Above the frightened voices of the sequestered group, Lorna made
out Valeria’s husky pleas. Lorna sensed something terrible about to
happen. This wasn’t another of Bobby’s petulant, humiliating
stunts. “What are you going to do?” she demanded.
Bobby turned
up the ends of his lips. “I hope Dear Father is watching.” The
sharp pitch of his voice seethed with four decades of hatred.
Her eyes cut
to the back of the truck. The tailgate dropped with a clang,
exposing a fifty-caliber machine gun. “Do this,” Lorna said, “and
you place yourself forever beyond your father’s mercy.”
If he heard
her, he showed no reaction. With a wave of a hand, the machine gun
opened fire, sweeping the line in seconds. The large slugs knocked
each person around, holding them upright with the force of the
impact. A few tried to run, but didn’t get three steps. Valeria
took a head shot, going down as if hit by a bus. After the machine
gun fell silent, two officers walked among the bodies, finishing
off any who remained alive.
Shortly, a
servant informed Lorna that Ulbert was among the dead. According to
witnesses, the count passed him over, but he convinced the colonel
to take him instead of another younger person.
“We’re not
kidding around, Father!” Bobby shouted into the silent night.
“Attack again, and next time the body of your lycan bitch might be
lying here!” Leaving instructions to dump the bodies on the lawn
leading down to the lake, he stalked back inside.
Lorna trembled
with rage, but after a moment, she willed herself to be calm. Not
helping matters, the babies kicked vigorously. Back in the room,
she spent the rest of the night crying for the dead, especially
brave Ulbert and poor tragic Valeria.
“
If only
I could find a way to get our people out,” she said to herself over
breakfast the next morning. Thinking about the utility passageway
ending at Cynthia’s closet, she remembered something different
she’d discovered about it
. This one had a draft, which may mean a way to
the outside.
Not to
escape.
But to bring
Ed and the others in.
After supper,
she disengaged from Karla. The parting had been abrupt, even sharp.
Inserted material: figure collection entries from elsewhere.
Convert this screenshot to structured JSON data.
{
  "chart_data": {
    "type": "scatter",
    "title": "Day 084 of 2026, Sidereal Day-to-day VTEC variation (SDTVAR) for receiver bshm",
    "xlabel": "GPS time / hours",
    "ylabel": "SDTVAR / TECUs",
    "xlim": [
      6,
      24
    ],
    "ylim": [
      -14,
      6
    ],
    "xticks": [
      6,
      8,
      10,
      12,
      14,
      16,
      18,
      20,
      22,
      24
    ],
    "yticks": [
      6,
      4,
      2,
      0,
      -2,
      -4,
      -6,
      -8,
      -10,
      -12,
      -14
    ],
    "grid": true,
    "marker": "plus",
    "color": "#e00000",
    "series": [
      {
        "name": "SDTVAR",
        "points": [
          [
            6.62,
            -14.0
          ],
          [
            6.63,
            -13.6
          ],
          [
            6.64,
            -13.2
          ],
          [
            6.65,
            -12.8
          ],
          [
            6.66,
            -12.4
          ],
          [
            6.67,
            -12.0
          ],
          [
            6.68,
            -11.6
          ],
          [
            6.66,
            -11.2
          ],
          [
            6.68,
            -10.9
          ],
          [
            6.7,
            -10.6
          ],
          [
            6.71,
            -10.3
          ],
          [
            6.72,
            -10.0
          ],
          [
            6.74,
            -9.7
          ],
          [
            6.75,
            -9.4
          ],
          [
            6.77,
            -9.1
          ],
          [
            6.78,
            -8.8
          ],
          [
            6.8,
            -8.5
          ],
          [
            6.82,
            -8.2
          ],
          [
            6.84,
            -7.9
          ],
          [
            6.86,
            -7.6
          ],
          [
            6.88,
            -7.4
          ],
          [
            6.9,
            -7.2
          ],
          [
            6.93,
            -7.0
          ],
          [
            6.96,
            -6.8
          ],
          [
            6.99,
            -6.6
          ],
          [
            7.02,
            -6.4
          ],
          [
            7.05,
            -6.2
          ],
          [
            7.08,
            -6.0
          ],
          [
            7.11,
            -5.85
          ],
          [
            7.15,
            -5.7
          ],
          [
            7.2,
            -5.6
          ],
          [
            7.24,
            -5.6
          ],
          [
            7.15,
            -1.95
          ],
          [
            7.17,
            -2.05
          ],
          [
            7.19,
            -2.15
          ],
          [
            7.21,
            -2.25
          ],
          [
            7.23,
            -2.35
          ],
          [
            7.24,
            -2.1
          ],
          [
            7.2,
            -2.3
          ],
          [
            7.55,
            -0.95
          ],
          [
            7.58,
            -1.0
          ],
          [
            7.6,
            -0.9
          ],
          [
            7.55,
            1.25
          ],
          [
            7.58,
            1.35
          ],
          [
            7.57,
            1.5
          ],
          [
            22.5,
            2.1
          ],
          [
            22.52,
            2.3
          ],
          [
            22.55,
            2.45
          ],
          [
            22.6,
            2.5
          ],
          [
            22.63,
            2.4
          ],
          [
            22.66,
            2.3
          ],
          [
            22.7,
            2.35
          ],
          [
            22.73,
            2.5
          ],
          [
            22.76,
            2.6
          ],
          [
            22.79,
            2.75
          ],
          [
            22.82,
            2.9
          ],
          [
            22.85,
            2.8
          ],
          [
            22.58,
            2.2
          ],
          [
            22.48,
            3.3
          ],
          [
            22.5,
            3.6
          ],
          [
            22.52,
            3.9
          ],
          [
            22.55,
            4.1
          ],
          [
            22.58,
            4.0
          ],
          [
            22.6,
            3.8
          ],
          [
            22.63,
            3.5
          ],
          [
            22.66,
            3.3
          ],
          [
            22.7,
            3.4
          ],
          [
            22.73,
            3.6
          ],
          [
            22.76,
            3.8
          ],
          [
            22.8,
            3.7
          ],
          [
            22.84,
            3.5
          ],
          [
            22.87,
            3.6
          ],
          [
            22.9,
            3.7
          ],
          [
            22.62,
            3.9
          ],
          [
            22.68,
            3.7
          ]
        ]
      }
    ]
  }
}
The older woman, worried sick about Cynthia living as a feral,
wanted to talk. “She’s such a delicate girl,” Karla fretted. “That
kind of life isn’t for her.”
“We all must
do what we must,” Lorna snapped, leaving Karla to think about
everyone’s new position in the fast-evolving scheme of things.
Lorna brought
the mansion plans and a flashlight. Under a utility light, she
stripped down to morph. In the silence, she sniffed the cool dry
air for any sign of a draft. A faint current teased the dark fur
ringlets on her back, and showed the way. About a hundred feet from
the panel accessing Cynthia’s room, where a female
lieutenant-colonel now resided, the stone floor held an imbedded
iron grate. An almost soundless hiss of air rose from below. Using
a piece of scrap pipe for leverage, Lorna freed the cover, heavy
even to lycan muscle. Peering down the hole revealed a set of
ladder rungs. She was on the right track. At the bottom, another
passage led off in what must have been the direction to the
outside. The lower one had no utility conduits or lights. She
padded along the cold, wet stones with the sound of her breathing
for companionship. From her flashlight, a thin stream of yellow
light, augmented by lycan eyesight showed the way. Urine marked the
path for the return trip, not a problem, considering the liberties
the babies took with her bladder. She concluded the tunnel was
manmade, designed for a quick escape.